Direnme kararında, Özel Dairenin bozma gerekçesinde gabin iddiası tartışılmayarak, bu olgunun varlığının kabul edilmiş olduğu yönündeki düşünceye gelince; Özel Dairece, öncelikli incelemenin ehliyetsizlik iddiası doğrultusunda yapılması gerektiği düşüncesine dayalı bozma ilamında, gabin hukuksal nedenine dayalı bir inceleme, değerlendirme ve kararı bulunmadığı dikkate alındığında, bu düşüncenin isabetli olduğundan söz edilemez.
Yukarıda açıklanan maddi ve yasal olgular gözetildiğinde, Hukuk Genel Kurulunca da benimsenen Özel Daire bozma kararına uyulmak gerekirken önceki kararda direnilmesi usul ve yasaya aykırıdır. Bu nedenle direnme kararı bozulmalıdır.

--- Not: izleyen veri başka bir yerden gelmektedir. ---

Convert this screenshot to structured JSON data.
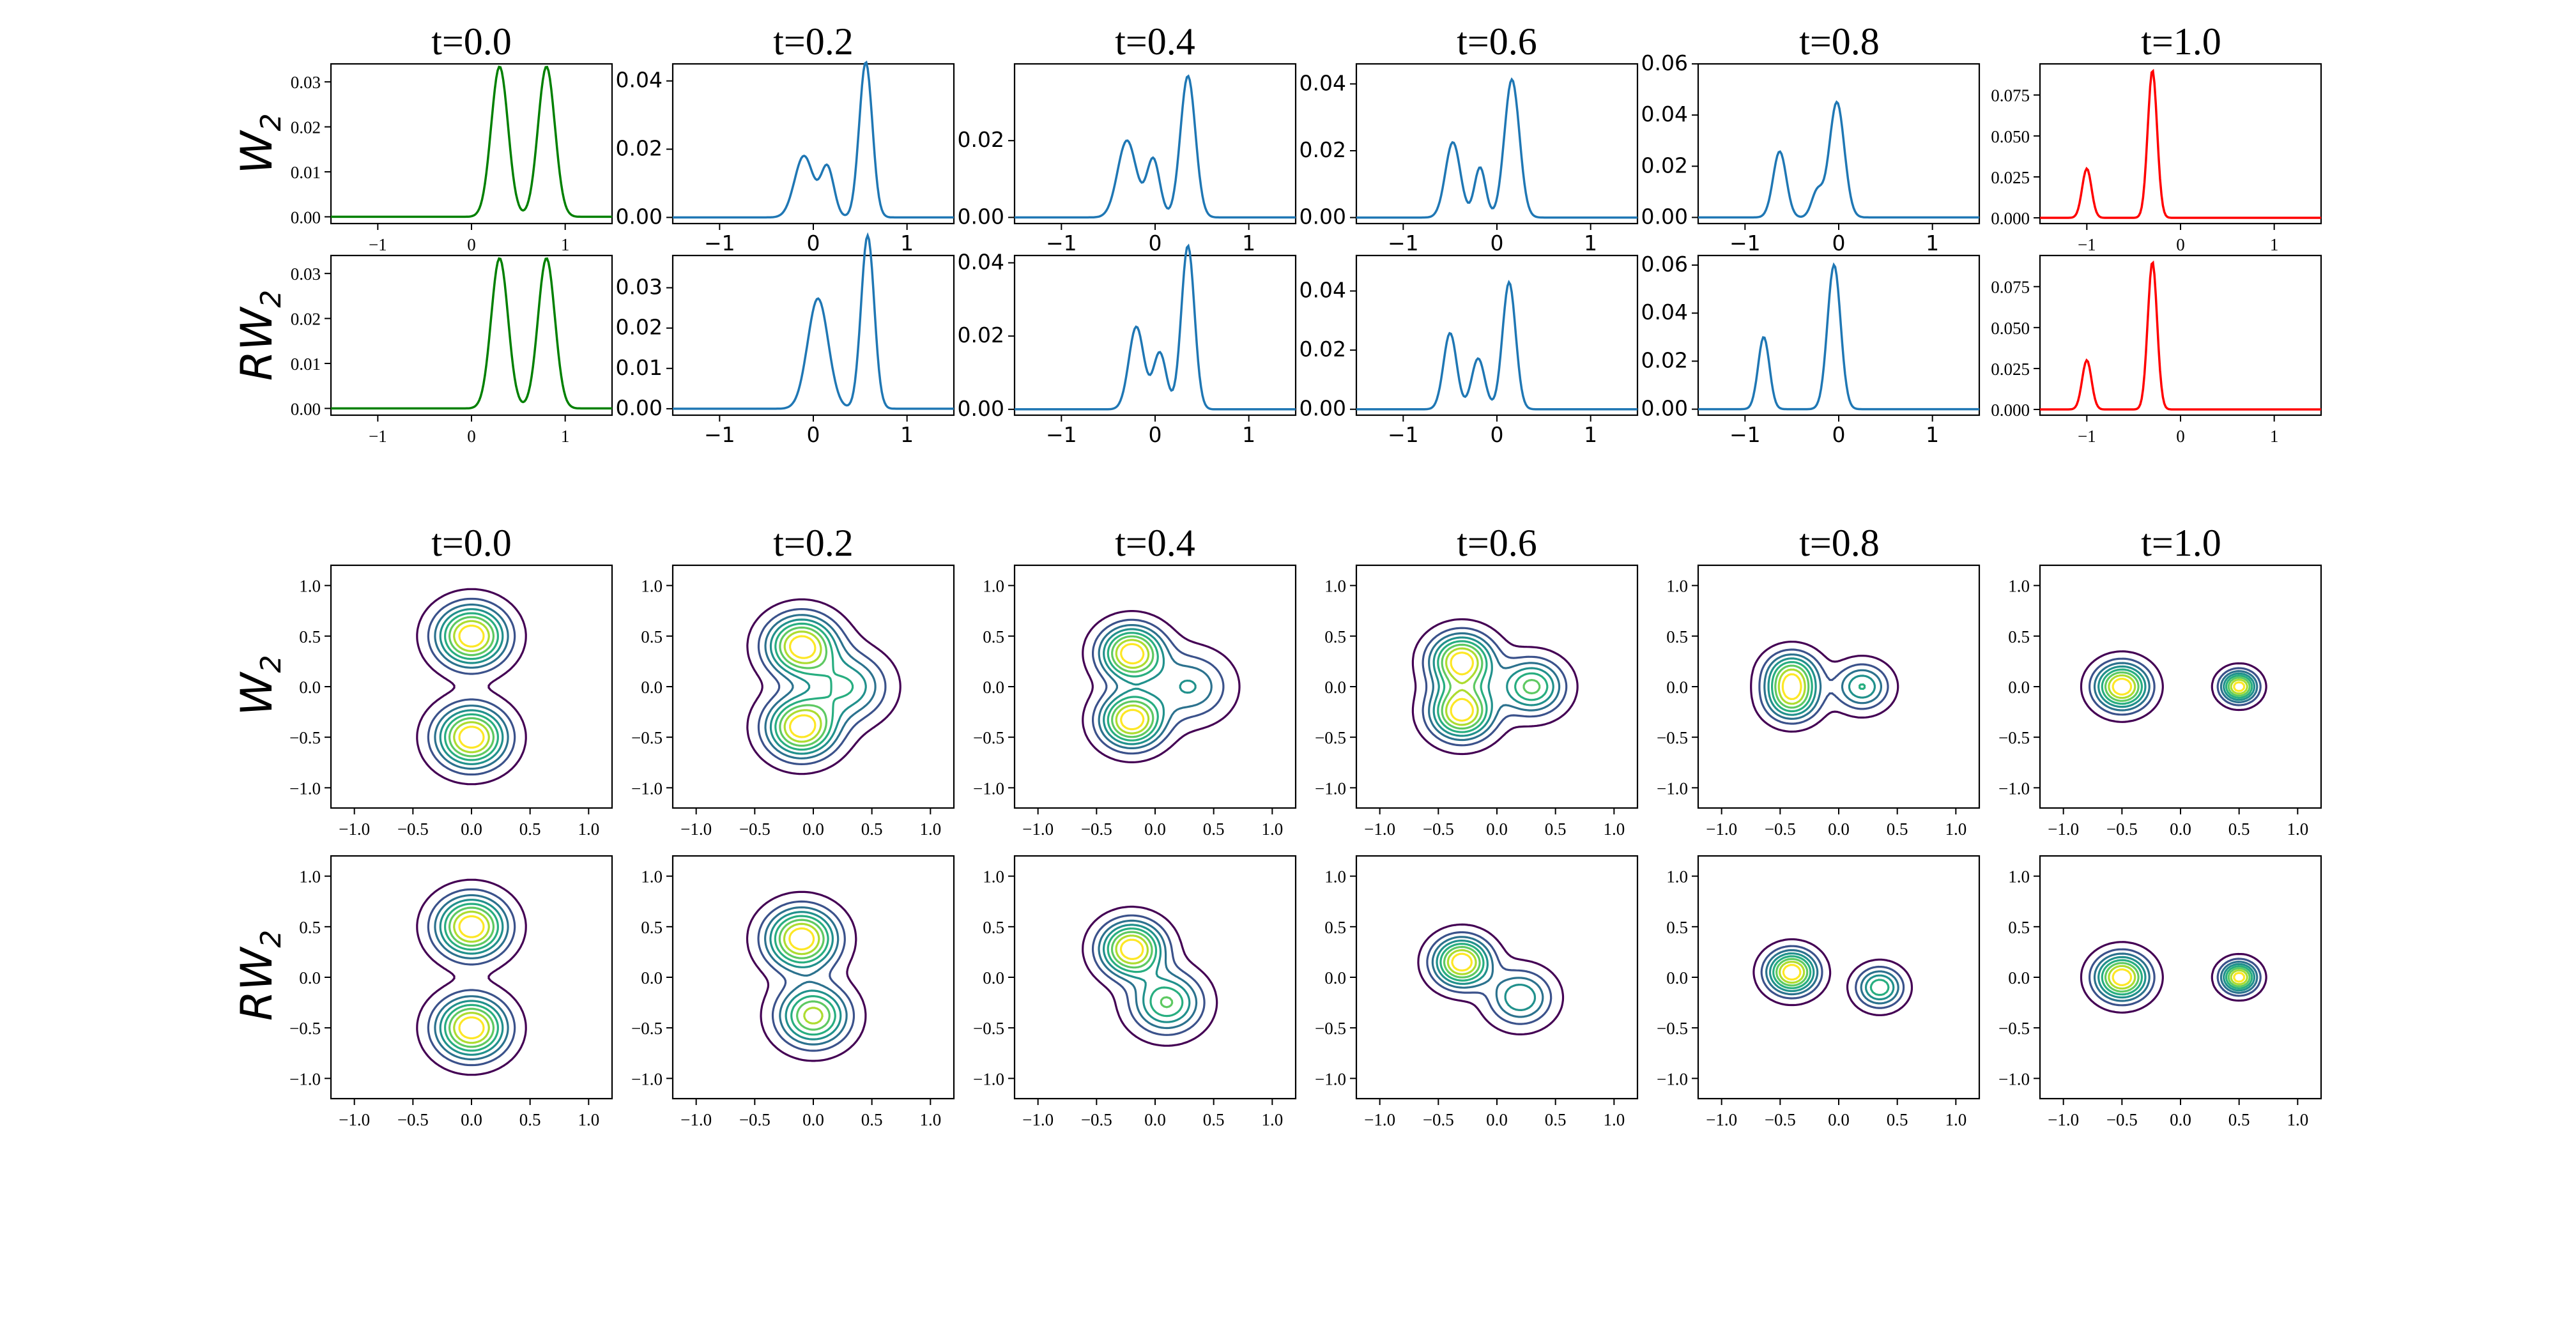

SONUÇ: Davalı vekilinin temyiz itirazlarının kabulü ile direnme kararının Özel Daire bozma kararında ve yukarıda gösterilen nedenlerden dolayı HUMK’nun 429. Maddesi gereğince BOZULMASINA, istek halinde temyiz peşin harcının geri verilmesine 02.07.2008 gününde oybirliğiyle karar verildi.